The  further screwing of a metal plate on the upper and lower vertebral bodies is decided mainly by the coexistence or not of preoperative instability-listhesis of the specific intervertebral space. In general and especially in the younger ages placement of a plate is not required, since the spinal fusion may cause future damage to the adjacent intervertebral disc due to uneven distribution of forces (the two  'fused'  vertebral bodies press against the  adjacent one).
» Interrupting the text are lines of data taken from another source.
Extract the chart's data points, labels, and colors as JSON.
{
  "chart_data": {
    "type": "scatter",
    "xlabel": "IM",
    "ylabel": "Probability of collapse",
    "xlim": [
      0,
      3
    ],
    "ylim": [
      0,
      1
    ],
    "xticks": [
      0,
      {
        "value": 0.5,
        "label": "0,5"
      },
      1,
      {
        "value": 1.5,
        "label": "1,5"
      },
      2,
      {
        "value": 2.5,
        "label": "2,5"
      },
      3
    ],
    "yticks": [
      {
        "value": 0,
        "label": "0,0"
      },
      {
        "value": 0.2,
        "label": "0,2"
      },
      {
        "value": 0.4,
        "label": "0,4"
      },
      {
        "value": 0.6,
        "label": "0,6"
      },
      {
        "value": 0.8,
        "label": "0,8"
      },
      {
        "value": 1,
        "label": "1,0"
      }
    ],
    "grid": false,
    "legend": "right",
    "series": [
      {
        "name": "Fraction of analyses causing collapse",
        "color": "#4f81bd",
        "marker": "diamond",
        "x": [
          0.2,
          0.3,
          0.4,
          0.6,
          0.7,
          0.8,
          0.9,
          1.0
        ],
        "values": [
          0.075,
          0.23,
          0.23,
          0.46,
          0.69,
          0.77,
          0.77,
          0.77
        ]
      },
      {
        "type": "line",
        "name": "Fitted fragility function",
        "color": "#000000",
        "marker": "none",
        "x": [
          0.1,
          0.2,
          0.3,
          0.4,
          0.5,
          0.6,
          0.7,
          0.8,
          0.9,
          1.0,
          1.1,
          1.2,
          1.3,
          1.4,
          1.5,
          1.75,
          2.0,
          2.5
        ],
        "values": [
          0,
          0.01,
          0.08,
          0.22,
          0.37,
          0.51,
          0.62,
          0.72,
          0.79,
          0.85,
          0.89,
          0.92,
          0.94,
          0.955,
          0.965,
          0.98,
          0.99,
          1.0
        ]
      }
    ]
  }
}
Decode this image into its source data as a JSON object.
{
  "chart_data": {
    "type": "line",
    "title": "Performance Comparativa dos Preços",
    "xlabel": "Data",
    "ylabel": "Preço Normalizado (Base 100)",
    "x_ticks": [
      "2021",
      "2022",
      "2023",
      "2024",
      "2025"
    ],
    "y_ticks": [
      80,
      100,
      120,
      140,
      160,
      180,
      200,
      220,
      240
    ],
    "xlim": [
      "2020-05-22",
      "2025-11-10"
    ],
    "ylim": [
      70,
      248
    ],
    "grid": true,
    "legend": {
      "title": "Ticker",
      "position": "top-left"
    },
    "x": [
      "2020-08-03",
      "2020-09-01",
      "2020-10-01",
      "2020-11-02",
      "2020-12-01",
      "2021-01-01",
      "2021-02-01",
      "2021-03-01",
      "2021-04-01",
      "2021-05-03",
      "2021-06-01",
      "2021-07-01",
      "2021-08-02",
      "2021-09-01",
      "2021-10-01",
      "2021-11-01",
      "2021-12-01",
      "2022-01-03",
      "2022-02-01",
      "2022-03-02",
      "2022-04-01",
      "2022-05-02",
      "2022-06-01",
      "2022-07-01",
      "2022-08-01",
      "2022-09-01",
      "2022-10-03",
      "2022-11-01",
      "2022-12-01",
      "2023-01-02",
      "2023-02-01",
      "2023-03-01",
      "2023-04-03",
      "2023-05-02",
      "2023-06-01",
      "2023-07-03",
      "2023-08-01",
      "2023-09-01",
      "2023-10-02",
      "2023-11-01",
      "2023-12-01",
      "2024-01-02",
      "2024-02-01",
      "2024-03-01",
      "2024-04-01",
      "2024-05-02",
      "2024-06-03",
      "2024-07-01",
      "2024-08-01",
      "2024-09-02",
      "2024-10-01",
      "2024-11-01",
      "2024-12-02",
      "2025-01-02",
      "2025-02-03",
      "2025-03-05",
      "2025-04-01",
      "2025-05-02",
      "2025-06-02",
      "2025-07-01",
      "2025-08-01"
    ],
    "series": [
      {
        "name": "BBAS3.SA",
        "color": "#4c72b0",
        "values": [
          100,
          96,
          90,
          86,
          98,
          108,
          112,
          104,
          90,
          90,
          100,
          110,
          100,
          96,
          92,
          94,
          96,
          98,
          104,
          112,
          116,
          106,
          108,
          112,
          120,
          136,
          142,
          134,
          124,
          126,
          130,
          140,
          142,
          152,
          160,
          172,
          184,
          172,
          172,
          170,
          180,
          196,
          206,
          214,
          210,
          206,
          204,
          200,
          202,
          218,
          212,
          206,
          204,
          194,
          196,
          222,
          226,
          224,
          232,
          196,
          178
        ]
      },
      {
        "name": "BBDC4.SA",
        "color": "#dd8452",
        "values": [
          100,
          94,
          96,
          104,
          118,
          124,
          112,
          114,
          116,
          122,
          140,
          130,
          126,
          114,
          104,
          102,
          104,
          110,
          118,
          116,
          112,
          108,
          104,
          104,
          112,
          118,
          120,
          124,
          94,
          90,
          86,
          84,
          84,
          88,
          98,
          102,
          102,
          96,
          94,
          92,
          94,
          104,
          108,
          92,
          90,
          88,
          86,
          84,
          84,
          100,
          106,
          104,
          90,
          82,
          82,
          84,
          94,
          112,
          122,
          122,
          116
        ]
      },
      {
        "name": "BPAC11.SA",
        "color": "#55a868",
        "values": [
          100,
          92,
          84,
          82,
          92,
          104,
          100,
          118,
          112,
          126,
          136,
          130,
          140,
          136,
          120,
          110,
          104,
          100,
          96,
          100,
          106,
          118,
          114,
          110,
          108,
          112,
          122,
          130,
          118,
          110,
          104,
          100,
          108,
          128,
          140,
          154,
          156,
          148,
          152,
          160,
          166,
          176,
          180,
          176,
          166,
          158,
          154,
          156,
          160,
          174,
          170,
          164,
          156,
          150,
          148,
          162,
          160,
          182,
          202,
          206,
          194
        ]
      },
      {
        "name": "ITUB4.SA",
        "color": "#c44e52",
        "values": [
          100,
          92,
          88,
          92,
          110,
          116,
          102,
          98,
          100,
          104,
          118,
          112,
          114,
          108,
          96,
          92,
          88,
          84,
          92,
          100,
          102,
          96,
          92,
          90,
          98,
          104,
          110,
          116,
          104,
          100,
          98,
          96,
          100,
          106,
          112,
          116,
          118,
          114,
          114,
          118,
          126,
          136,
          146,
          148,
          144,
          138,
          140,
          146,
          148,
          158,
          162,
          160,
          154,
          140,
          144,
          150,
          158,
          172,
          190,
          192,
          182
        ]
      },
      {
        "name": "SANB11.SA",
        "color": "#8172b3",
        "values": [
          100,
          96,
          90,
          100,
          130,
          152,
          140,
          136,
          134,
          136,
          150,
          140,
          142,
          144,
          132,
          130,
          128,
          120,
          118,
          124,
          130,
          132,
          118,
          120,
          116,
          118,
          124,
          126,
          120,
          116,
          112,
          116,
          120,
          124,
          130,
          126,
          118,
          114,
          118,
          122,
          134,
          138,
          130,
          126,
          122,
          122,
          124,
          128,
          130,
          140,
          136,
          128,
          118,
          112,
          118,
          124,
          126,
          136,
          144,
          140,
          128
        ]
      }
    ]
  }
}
Myelopathy . For patients suffering from myelopathy the criterion to choose the approach is associated with the direction of  the stenosis –compression of the spinal cord. The most common stenosis is caused by chronic dehydration and degeneration of the intervertebral disc and subsequent anterior pressure of the spinal cord. Thus the surgical approach of choice is the anterior cervical decompression-stabilization. The goal of this surgical approach and technique is excision of the bulging disc, the osteophytes and the posterior longitudinal ligament via anterior tracheal approach. In rarer cases the stenosis affects the posterior structures of the spinal canal (ligamentum flavum hypertrophy) and osteophytes are formed on the vertebral arch and pedicle.The appropriate surgery in these cases is posterior approach with laminectomy at the levels which require decompression.In very rare situations, the stenosis is concentric that a combination of anterior and posterior surgical treatment in one or two surgical sessions is required. By contrast, the coexistence of stenosis in more than one level causing radiculopathy or myelopathy is relatively common. In such cases a clinical-radiological correlation that allows the surgeon to decide whether to the decompress  more than one level is essential.

Results - Expectations

Surgical treatment of the cervical spine is generally considered a safe and successful operation with a very low risk of complications (<3%) and a high success rate (95%). The main objective is the treatment of pain (shoulder-brachialgia), the gradual restoration of muscular strength, balance and sensation, with a simultaneous decrease of spasticity. Rare complications of the surgery are hoarseness ("deepening" of the voice), or difficulty swallowing, implant displacement, contamination and hematoma of the wound, and lesion-injury , of the nerve root, the spinal cord, a large vessel (commonly the carotid or vertebral artery), esophagus or trachea or sympathetic plexus.